Completeness: refers to whether all relevant data has been collected and transmitted by the WSN [16][17]. Incomplete data can lead to inaccurate or misleading results.
Relevance: refers in the article [16] to whether the information provided by a WSN is useful and applicable for its intended purpose. Irrelevant data can waste resources and reduce overall system performance.
Redundancy: refers to the information overlap among different sensor nodes, and can be measured via investigating the similarity of their sensing results [18]. Data provided by a sensor node that is similar to the one provided by another node is likely to be redundant.
Consistency: refers to whether the information provided by a WSN is internally consistent and free from contradictions or errors [16]. Inconsistent data can lead to incorrect conclusions or decisions.
Trustworthiness: refers to whether the information provided by a WSN can be trusted by its intended recipients [16]. This includes factors such as data integrity, security, and privacy.
Volume : defines the data volume attribute of a WSN as the size of the data set which can be used to describe the working state for a given sensor node, including data collected by the node, and meta-data describing it. [19] [17].

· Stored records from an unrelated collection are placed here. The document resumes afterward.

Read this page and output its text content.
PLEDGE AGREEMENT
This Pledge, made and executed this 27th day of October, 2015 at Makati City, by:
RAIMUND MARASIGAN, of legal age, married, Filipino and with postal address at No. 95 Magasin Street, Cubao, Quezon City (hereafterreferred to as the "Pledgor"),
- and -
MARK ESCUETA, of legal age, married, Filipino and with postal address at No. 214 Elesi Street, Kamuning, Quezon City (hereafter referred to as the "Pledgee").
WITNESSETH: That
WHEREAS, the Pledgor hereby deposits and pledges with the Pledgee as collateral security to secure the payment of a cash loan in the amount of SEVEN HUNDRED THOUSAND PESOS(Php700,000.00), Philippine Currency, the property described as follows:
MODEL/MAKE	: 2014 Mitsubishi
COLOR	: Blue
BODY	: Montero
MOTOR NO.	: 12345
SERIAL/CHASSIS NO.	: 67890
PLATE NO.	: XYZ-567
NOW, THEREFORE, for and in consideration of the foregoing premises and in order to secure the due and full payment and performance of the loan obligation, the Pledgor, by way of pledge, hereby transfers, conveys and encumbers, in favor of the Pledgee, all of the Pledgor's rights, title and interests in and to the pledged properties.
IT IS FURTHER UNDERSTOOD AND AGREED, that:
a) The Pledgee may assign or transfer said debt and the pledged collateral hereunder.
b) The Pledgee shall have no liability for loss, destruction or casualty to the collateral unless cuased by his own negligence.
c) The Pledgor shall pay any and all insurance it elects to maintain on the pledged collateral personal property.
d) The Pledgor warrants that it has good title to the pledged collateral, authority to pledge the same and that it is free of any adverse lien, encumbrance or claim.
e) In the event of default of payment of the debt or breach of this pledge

The authors of [20] propose 3 metrics based on the previously cited attributes: currency, availability and validity. The definitions ensure that all the parameters are interpretable and obtainable. Furthermore, the paper demonstrates the feasibility of proposed metrics by applying them to real-world data sources.

2.2. Aggregated information

There are numerous criteria in the literature to assess the quality of aggregated information in a WSN (also refered to as QoI) [16][21], we can cite a few:

Shannon entropy: is a measure of the amount of uncertainty or randomness in a system. It was introduced by Claude Shannon in 1948 as a way to quantify the amount of information contained in a message or signal [21]. The entropy of a system is defined as the average amount of information needed to describe the state of the system. In other words, it is a measure of the amount of "surprise" or "uncertainty" associated with the system. Shannon entropy has applications in a wide range of fields, including information theory, cryptography, statistical physics, and computer science.
User requirements responding: refers to the information needs of users in a WSN. These requirements are based on a set of attributes that define the Quality of Information (QoI) that users expect from the system [16]. The article also suggests that user requirements can be thought of as measured information based on a specific set of attributes and, notes that users in a WSN may not necessarily be human, but could also be other systems or applications that rely on the data provided by the WSN.
Error probability: is defined as a measure of the likelihood that an error will occur in the dissemination of information acquired/extracted/transmitted in a wireless sensor network (WSN).
Path Weakness: is a game-theoretic metric used to measure the qualitative performance of different routing mechanisms in WSNs. The approach uses qualitative performance as a QoI characteristic and uses a sensor-centric concept. According to the article, path weakness is calculated by considering the probability that an attacker can successfully launch an attack on a given path in the network. The higher the path weakness, the more vulnerable the path is to attacks and therefore, lower its QoI.
Transient Information level: is a key metric used to define the QoI assigned to a message in a WSN. According to the article, transient information level is defined as the product of information and projected physical distance of that information from destination node. In other words, transient information level takes into account both the amount of information being transmitted and how far it needs to travel to reach its destination. This approach is relevant to QoI information transport block as attributes related to information transport such as timeliness of information are used.
Peak Signal-to-Noise Ratio (PSNR): is a metric used to measure the quality of a reconstructed signal compared to its original form. It is commonly used in image and video processing applications to evaluate the fidelity of the reconstructed signal. However, this approach only focuses on accuracy and does not consider other attributes such as timeliness for timely arrival of information for decision making.

2.3. Knowledge

This stage of the data cycle implies historical data to make adequate conclusions for the decision-making process. The criteria we will be based on are those used in Data Mining to evaluate the learning quality. We can give as examples:

Recall: is a metric used to evaluate the performance of a classification model in machine learning. It measures the proportion of actual positive cases that were correctly identified by the model, out of all positive cases in the data set.
False-positive Rate: is another metric used to evaluate the performance of a classification model in machine learning. It measures the proportion of negative cases that were incorrectly classified as positive by the model, out of all negative cases in the data set.
Overall Success Rate: is somehow a combination of both Recall and False-positive rate. In other words, it is the proportion of negative cases that were correctly classified as negative by the model as well as positive cases correctly identified by the model.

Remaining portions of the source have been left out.